Jefferies Financial Group has defended its dealings with First Brands Group, stating that its exposure to the bankrupt auto-parts supplier is minimal. This announcement comes as the investment bank seeks to restore investor confidence following a significant sell-off of its stock. Jefferies Financial Group provides financial services, including investment banking and capital markets, asset management and direct investing. The company operates through its various subsidiaries to serve a global client base.
Shares of Jefferies advanced on Monday after the bank communicated on Sunday that the First Brands situation could lead to financial losses “over time”, but indicated that these amounts were relatively small. Since the emergence of First Brands’ financial difficulties last month, Jefferies’ stock had lost approximately a quarter of its value.
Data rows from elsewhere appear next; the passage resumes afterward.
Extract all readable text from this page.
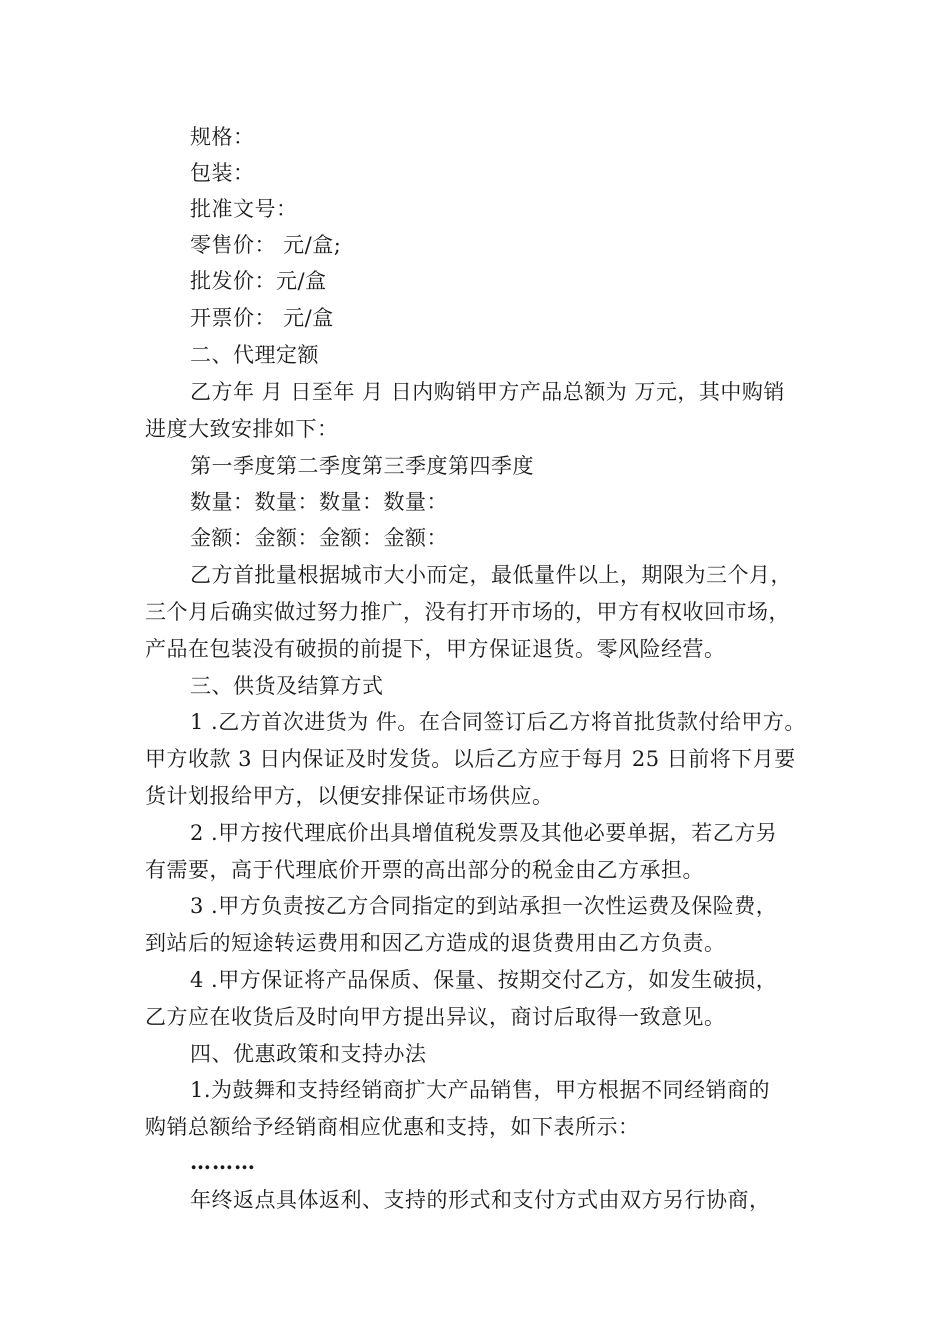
规格：
包装：
批准文号：
零售价： 元/盒;
批发价：元/盒
开票价： 元/盒
二、代理定额
乙方年 月 日至年 月 日内购销甲方产品总额为 万元，其中购销
进度大致安排如下：
第一季度第二季度第三季度第四季度
数量：数量：数量：数量：
金额：金额：金额：金额：
乙方首批量根据城市大小而定，最低量件以上，期限为三个月，
三个月后确实做过努力推广，没有打开市场的，甲方有权收回市场，
产品在包装没有破损的前提下，甲方保证退货。零风险经营。
三、供货及结算方式
1 .乙方首次进货为 件。在合同签订后乙方将首批货款付给甲方。
甲方收款 3 日内保证及时发货。以后乙方应于每月 25 日前将下月要
货计划报给甲方，以便安排保证市场供应。
2 .甲方按代理底价出具增值税发票及其他必要单据，若乙方另
有需要，高于代理底价开票的高出部分的税金由乙方承担。
3 .甲方负责按乙方合同指定的到站承担一次性运费及保险费，
到站后的短途转运费用和因乙方造成的退货费用由乙方负责。
4 .甲方保证将产品保质、保量、按期交付乙方，如发生破损，
乙方应在收货后及时向甲方提出异议，商讨后取得一致意见。
四、优惠政策和支持办法
1.为鼓舞和支持经销商扩大产品销售，甲方根据不同经销商的
购销总额给予经销商相应优惠和支持，如下表所示：
………
年终返点具体返利、支持的形式和支付方式由双方另行协商，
In its statement, Jefferies disclosed indirect investments, including $US43 million (or 5.9 per cent) of Point Bonita Capital’s accounts receivable purchased from the auto-parts company, and a $US2 million interest in First Brands’ bank loans via Jefferies Finance’s Apex platform. Point Bonita is a unit of Jefferies’ Leucadia Asset Management arm. According to the statement, Jefferies is confident that any losses or expenses from these investments, or otherwise related to First Brands, can be readily absorbed without threatening its financial condition or business momentum.
Near 12.30pm in New York, shares in Jefferies were trading 3.8 per cent higher at $US52.82, giving the company a market capitalisation of nearly $US11 billion. The statement was jointly issued by chief executive officer Rich Handler and president Brian Friedman.